Martin Luther King, Jr.

My daughter Nora goes to Martin Luther King Jr. Experimental Laboratory School in Evanston, Illinois. King Lab, for mercifully short. Today was the Martin Luther King, Jr. assembly. It was long. Interminably long, honestly. The kids were great, the ambition of the teachers was a little much (big elaborate musical numbers requiring set changes don’t go well with the K-4 set). It was a little under two and a half hours.

But that’s not why I’m writing this — I was proud of Nora and proud of all the kids today. But it got me digging around for the full versions of some of Dr. King’s speeches (largely because a video slideshow created by one of the eighth graders pulled a pretty obscure part of the I Have A Dream speech, so I had to make sure I was right about which speech it was from). I won’t bore you with links to all of them — they’re incredibly easy to find on YouTube.
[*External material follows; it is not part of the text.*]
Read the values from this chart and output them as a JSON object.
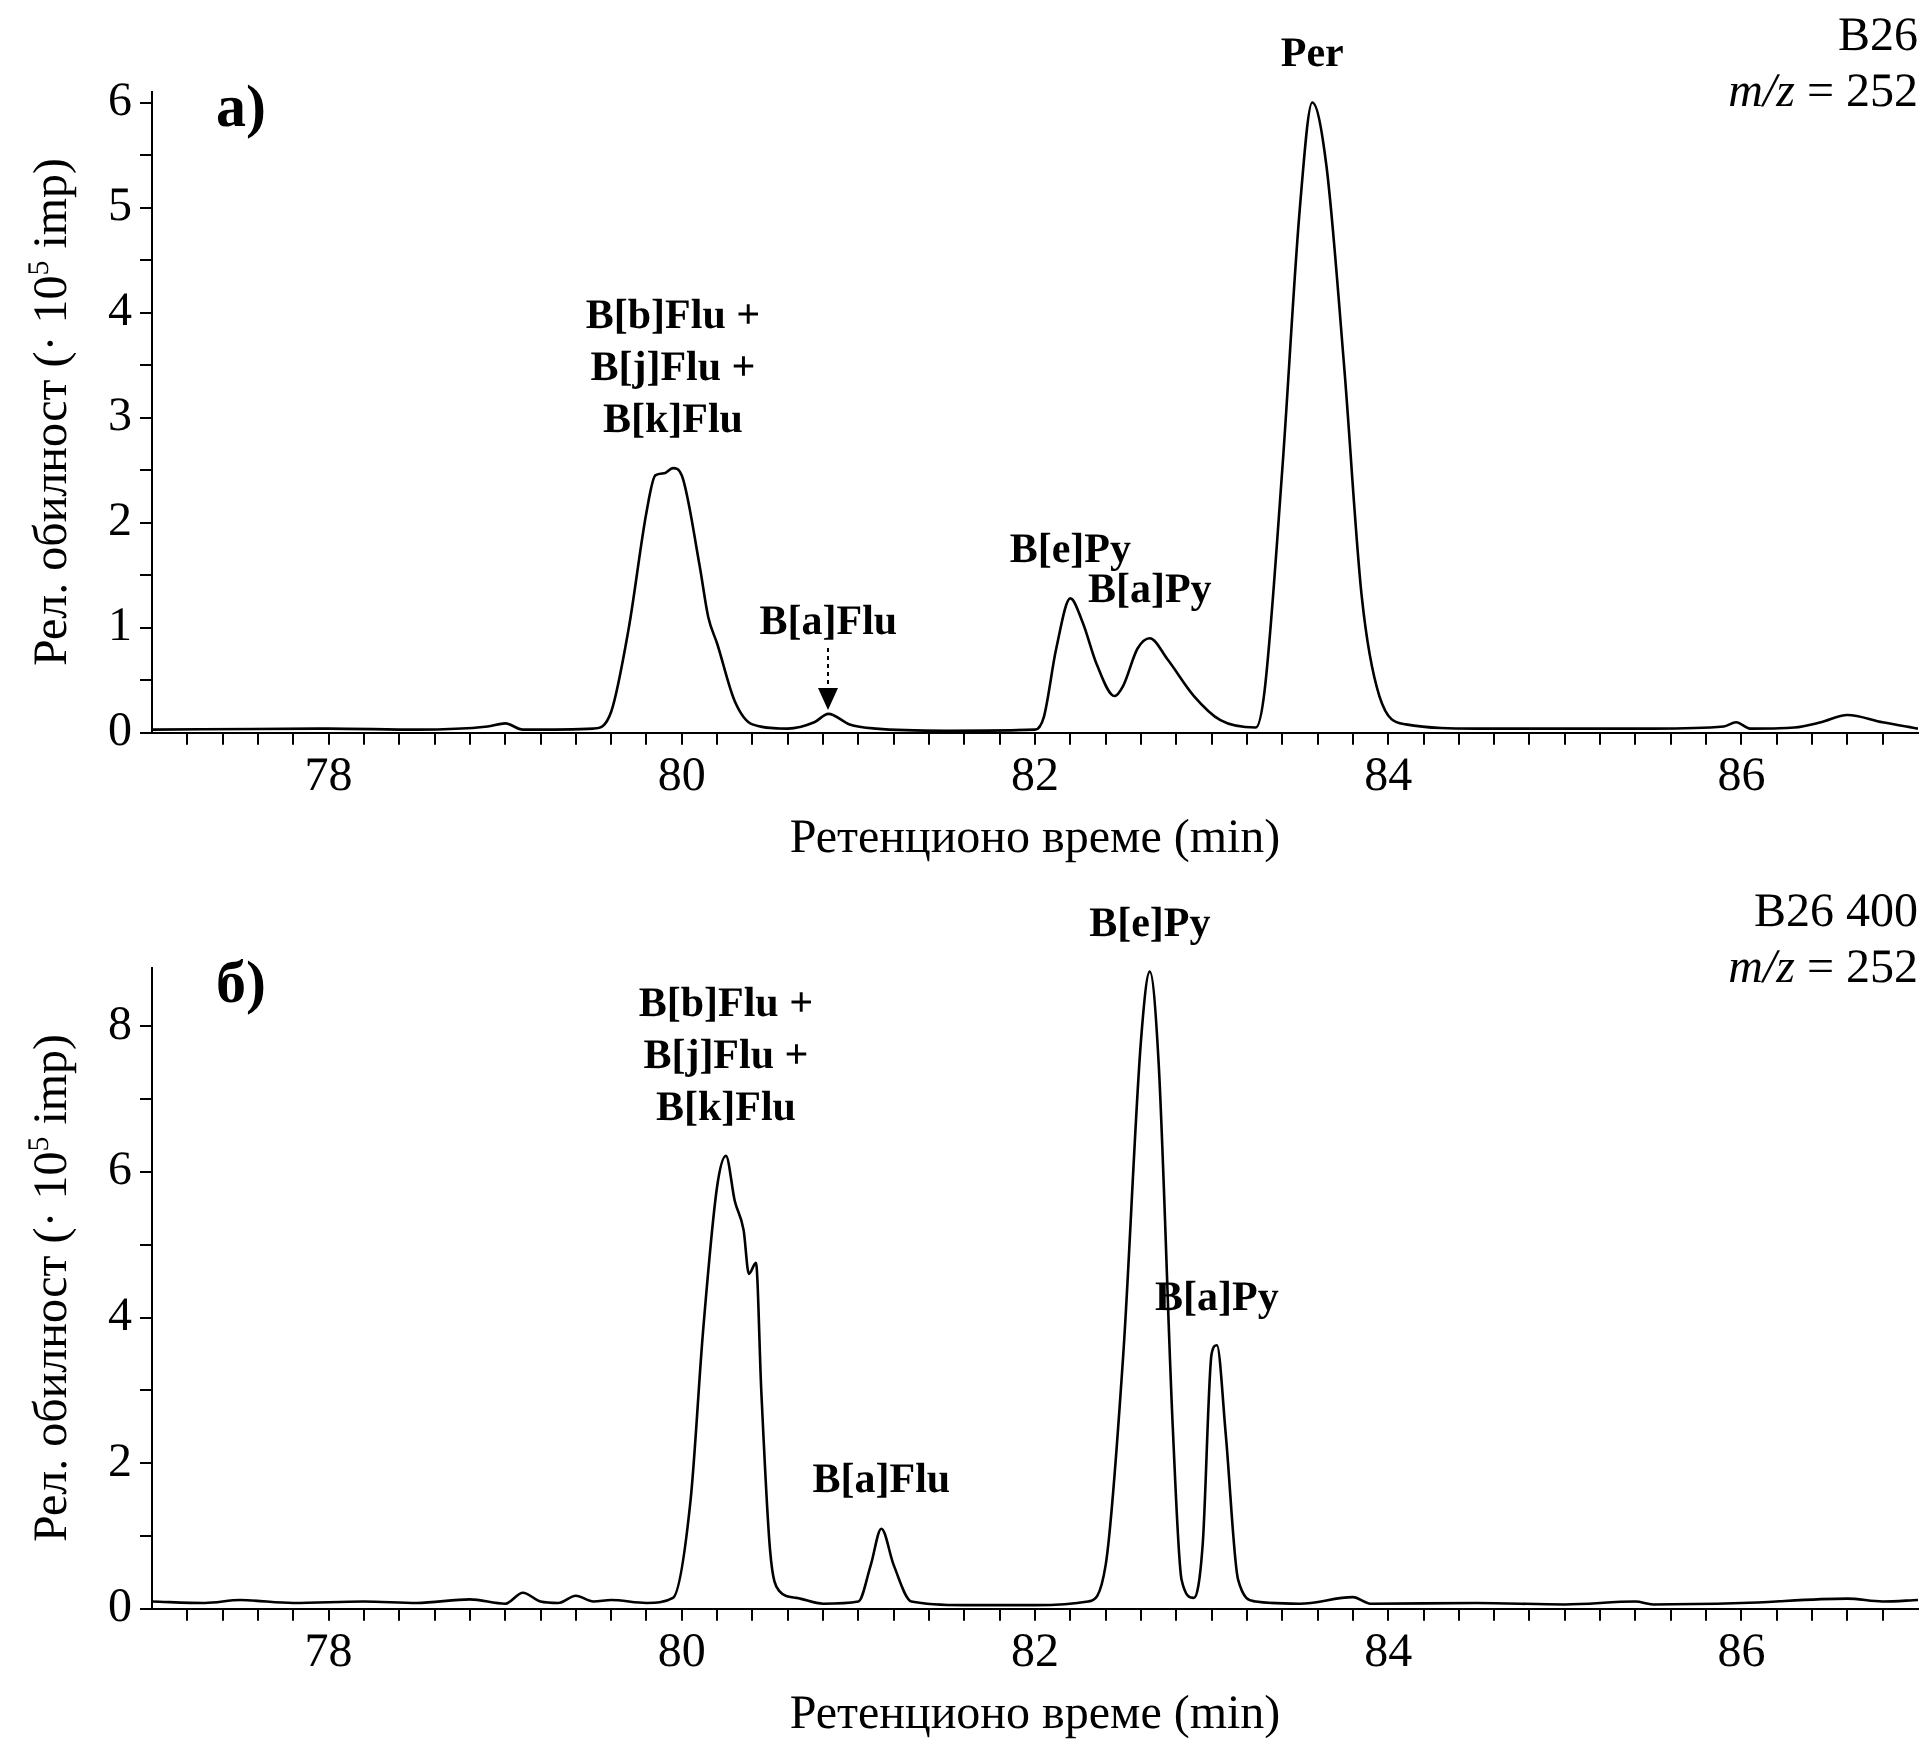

But one compilation stuck out — it was a few segments of speeches about his opposition to war (from, if I recognize the type treatment, The American Experience on PBS). They struck me as so overwhelmingly relevant to our current situation that I thought I might share the video here. It really goes hand in hand with the mountaintop speech with which it ends beautifully and explosively) as far as eerie visions of the future.

At 2:30 today I was ready to never hear about Martin Luther King, Jr. again. Tonight I wish I could volunteer for his Presidential campaign (he’d be 79 today).

A great quote from Chris Rock

Chris Rock is on Comedy Central right now (some HBO special from a few years ago), and he just summed up America perfectly:

America is the only country where people go hunting on a full stomach.

In honor of our electoral system …

A bit of patriotism.

MrExcel.com

For those of you who have to use Excel, I found a great forum tonight called MrExcel.com. It seems to be incredibly active, and may well have provided the fastest response to a fairly detailed question that I’ve ever received (I went to the kitchen for a carrot and came back to an answer — my office is about eight feet from the kitchen).

Anyhow, it’s a great example of a very active online community that seems to be friendly and results-oriented. And really, there are a lot of people there who are pushing Excel to its limits with some pretty innovative coding. Check it out if you find yourself in Excel Hell (no offense, Doug — it’s just not one of my core disciplines and I get very befuddled very quickly).